Bertelsmann a fait ses premiers pas dans l'industrie de la production télévisuelle et cinématographique en 1960, en créant une structure de production télévisée au sein de ses propres murs (Bertelsmann Fernsehproduktion). Cette entreprise en interne, qui comptait un effectif de 120 employés, a été créée avec un point de mire stratégique, le futur lancement d'une seconde chaîne de télévision publique en Allemagne (la ZDF), laquelle attendait encore, à l'époque, une validation du point de vue légal. Cependant, la ZDF n'ayant pas commencé à diffuser avant 1963, en raison de désaccords légaux, Bertelsmann Fernsehproduktion n'a pas réussi à prendre de suite son élan – ne réalisant que des ventes mineures à des chaînes locales (par exemple à la chaîne Hessischer Rundfunk).
Une fois les activités de la ZDF lancées, les affaires de la société de production privée vendant des contenus à un diffuseur public se sont considérablement améliorées.

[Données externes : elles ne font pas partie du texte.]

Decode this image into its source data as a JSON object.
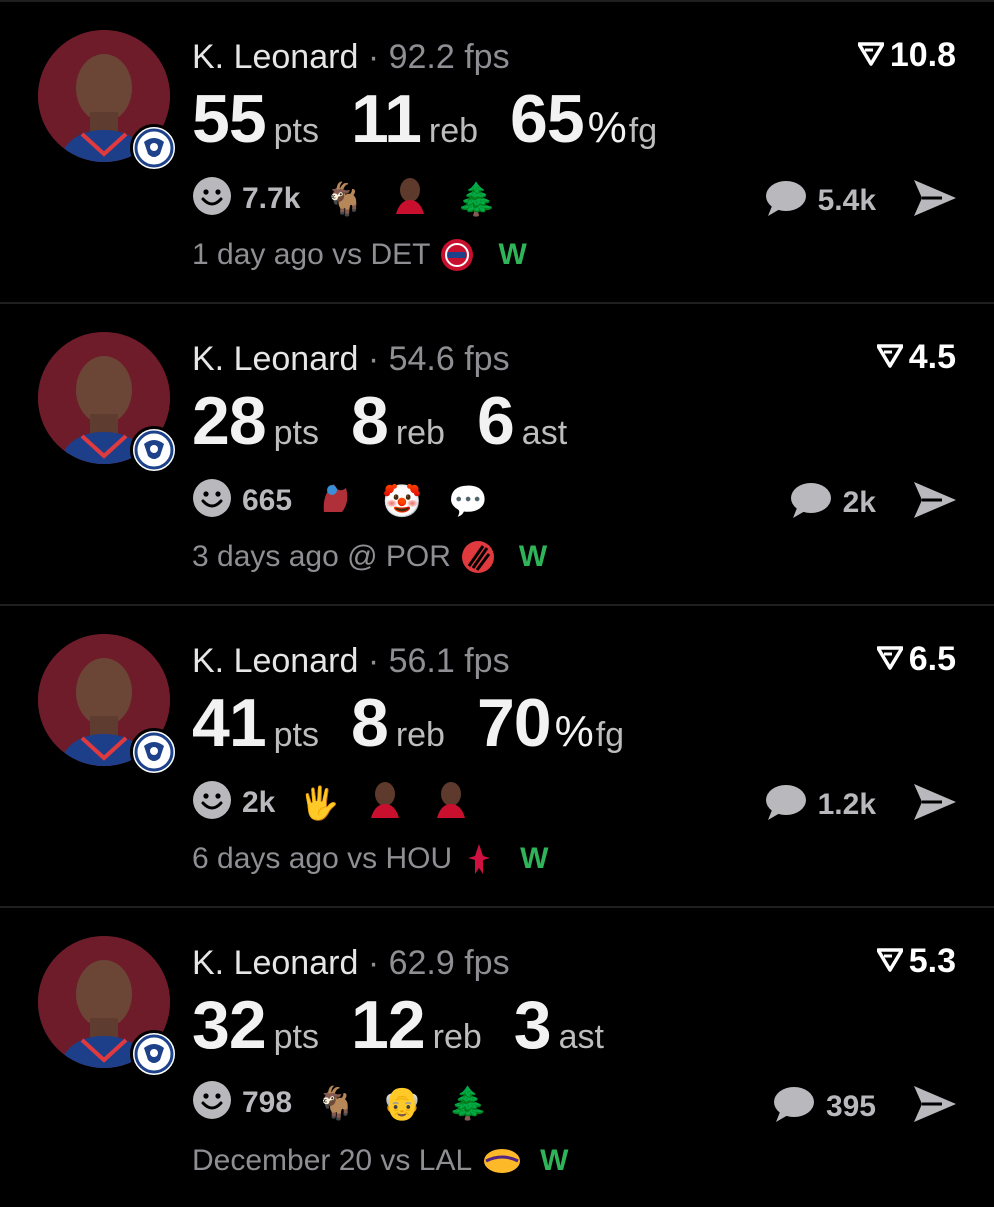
{
  "colors": {
    "background": "#000000",
    "win": "#2fb45a",
    "muted": "#8e8e93"
  },
  "cards": [
    {
      "player": "K. Leonard",
      "sep": "·",
      "fps": "92.2 fps",
      "score": "10.8",
      "stats": [
        {
          "num": "55",
          "unit": "pts"
        },
        {
          "num": "11",
          "unit": "reb"
        },
        {
          "num": "65",
          "pct": "%",
          "unit": "fg"
        }
      ],
      "reactions": {
        "count": "7.7k",
        "emojis": [
          "🐐",
          "kawhi-face",
          "🌲"
        ]
      },
      "comments": "5.4k",
      "footer": {
        "when": "1 day ago vs DET",
        "result": "W",
        "opponent_logo": "pistons-logo"
      }
    },
    {
      "player": "K. Leonard",
      "sep": "·",
      "fps": "54.6 fps",
      "score": "4.5",
      "stats": [
        {
          "num": "28",
          "unit": "pts"
        },
        {
          "num": "8",
          "unit": "reb"
        },
        {
          "num": "6",
          "unit": "ast"
        }
      ],
      "reactions": {
        "count": "665",
        "emojis": [
          "fire-dragon",
          "🤡",
          "💬"
        ]
      },
      "comments": "2k",
      "footer": {
        "when": "3 days ago @ POR",
        "result": "W",
        "opponent_logo": "blazers-logo"
      }
    },
    {
      "player": "K. Leonard",
      "sep": "·",
      "fps": "56.1 fps",
      "score": "6.5",
      "stats": [
        {
          "num": "41",
          "unit": "pts"
        },
        {
          "num": "8",
          "unit": "reb"
        },
        {
          "num": "70",
          "pct": "%",
          "unit": "fg"
        }
      ],
      "reactions": {
        "count": "2k",
        "emojis": [
          "🖐",
          "kawhi-face",
          "kawhi-face-2"
        ]
      },
      "comments": "1.2k",
      "footer": {
        "when": "6 days ago vs HOU",
        "result": "W",
        "opponent_logo": "rockets-logo"
      }
    },
    {
      "player": "K. Leonard",
      "sep": "·",
      "fps": "62.9 fps",
      "score": "5.3",
      "stats": [
        {
          "num": "32",
          "unit": "pts"
        },
        {
          "num": "12",
          "unit": "reb"
        },
        {
          "num": "3",
          "unit": "ast"
        }
      ],
      "reactions": {
        "count": "798",
        "emojis": [
          "🐐",
          "👴",
          "🌲"
        ]
      },
      "comments": "395",
      "footer": {
        "when": "December 20 vs LAL",
        "result": "W",
        "opponent_logo": "lakers-logo"
      }
    }
  ]
}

Malgré tout, il manquait toujours à la structure interne de Bertelsmann l'ampleur nécessaire pour profiter pleinement des opportunités offertes par le revirement légal. C'est pourquoi Bertelsmann a décidé de poursuivre ses opérations sur des opportunités externes, en rachetant la société Universum-Film AG (UFA) à la Deutsche Bank en 1964.

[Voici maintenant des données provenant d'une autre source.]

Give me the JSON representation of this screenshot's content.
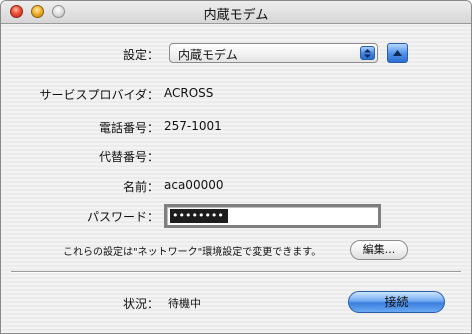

L'opération de Bertelsmann sur Universum-Film AG incluait aussi l'acquisition de l'UFA-Theater AG, entité gérante d'une chaîne de salles de cinéma de 35 écrans. Bien que cette structure fût mise en vente seulement 8 ans après son achat, Bertelsmann a pu, pendant un temps, contrôler la production de contenus, la distribution et la diffusion de long-métrages de très grande qualité, ce qui a donné au groupe un très fort degré d'intégration verticale.
Jusqu'aux années 1970 et 1980, la création de stations de radio et de chaînes de télévision commerciales était interdite dans la plupart des économies européennes. Luxembourg a montré une heureuse exception à ce cadre légal. Cette sorte de porte de secours législative qui a émergé au Luxembourg allait être copiée dans le reste de l'Europe. L'une des entreprises de diffusion privée les plus florissantes à mettre en œuvre cette stratégie fut la Compagnie Luxembourgeoise de Radiodiffusion (CLR). En 1957, la CLR avait lancé une station de radio privée, allemande, “Radio Luxembourg”, qui a rallié un très large public parmi les auditeurs allemands.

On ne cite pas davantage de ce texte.